The "type" parameters (optional)

The type parameters are added to the "types" stream above with the name and the regexp taking the same form. Because WV Linewise has a singular --param command line argument written in the form --param 'name=value, which is moderately too verbose but at least quite specific.

The name must not conflict with any other parameter names otherwise it will need to can be specified in full, for example such as --param 'type=Full UK Date=^[0-9]+/0*[0-9][0-2]?/[0-9]{4}$'. Type parameters names also cannot include the = symbol.

The "mode" parameter (optional)

I think the ease of adding interactive elements within UNIX pipelines is one of the nicest parts of WV Linewise, but equally I would find it mildly annoying to page through over a million rows.

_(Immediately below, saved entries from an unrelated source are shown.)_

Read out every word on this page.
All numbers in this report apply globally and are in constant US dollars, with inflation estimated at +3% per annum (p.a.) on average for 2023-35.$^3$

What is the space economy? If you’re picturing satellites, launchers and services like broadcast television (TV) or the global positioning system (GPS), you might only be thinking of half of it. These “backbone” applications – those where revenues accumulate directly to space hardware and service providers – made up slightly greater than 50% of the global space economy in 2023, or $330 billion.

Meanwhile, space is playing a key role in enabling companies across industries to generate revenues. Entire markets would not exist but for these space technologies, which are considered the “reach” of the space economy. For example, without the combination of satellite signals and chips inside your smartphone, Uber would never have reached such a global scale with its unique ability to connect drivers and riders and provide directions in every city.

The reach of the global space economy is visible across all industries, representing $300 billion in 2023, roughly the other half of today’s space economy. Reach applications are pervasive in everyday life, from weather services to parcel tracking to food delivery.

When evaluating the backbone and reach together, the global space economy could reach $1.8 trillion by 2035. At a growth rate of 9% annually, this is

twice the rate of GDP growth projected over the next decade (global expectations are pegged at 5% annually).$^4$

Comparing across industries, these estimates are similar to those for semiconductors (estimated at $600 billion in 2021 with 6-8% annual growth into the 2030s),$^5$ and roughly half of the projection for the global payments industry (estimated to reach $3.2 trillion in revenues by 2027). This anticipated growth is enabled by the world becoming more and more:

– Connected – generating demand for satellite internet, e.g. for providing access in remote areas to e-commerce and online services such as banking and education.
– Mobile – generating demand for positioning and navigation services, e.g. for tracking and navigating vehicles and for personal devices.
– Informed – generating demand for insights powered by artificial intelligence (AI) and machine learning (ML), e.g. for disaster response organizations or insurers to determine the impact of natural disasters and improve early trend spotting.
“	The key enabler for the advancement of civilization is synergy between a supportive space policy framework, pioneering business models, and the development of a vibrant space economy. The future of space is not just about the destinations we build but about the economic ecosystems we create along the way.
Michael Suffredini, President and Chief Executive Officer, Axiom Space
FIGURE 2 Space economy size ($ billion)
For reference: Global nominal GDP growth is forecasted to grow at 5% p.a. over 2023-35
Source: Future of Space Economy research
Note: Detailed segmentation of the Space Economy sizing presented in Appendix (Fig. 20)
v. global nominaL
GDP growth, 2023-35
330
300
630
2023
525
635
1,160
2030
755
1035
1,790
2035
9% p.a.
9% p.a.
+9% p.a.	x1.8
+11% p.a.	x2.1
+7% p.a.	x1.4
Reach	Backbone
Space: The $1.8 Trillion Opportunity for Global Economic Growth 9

To deal with this I have introduced a "mode" to Discover Types which can take one of three values:

  • manual The default mode is "manual" and in this mode you will have to press "More" on the user interface to page through the data.
  • continuous This mode will page automatically and will stop at the end, waiting for you to press the "Exit" button,
  • continuous-and-exit This is same as continuous except that it exits automatically at the end.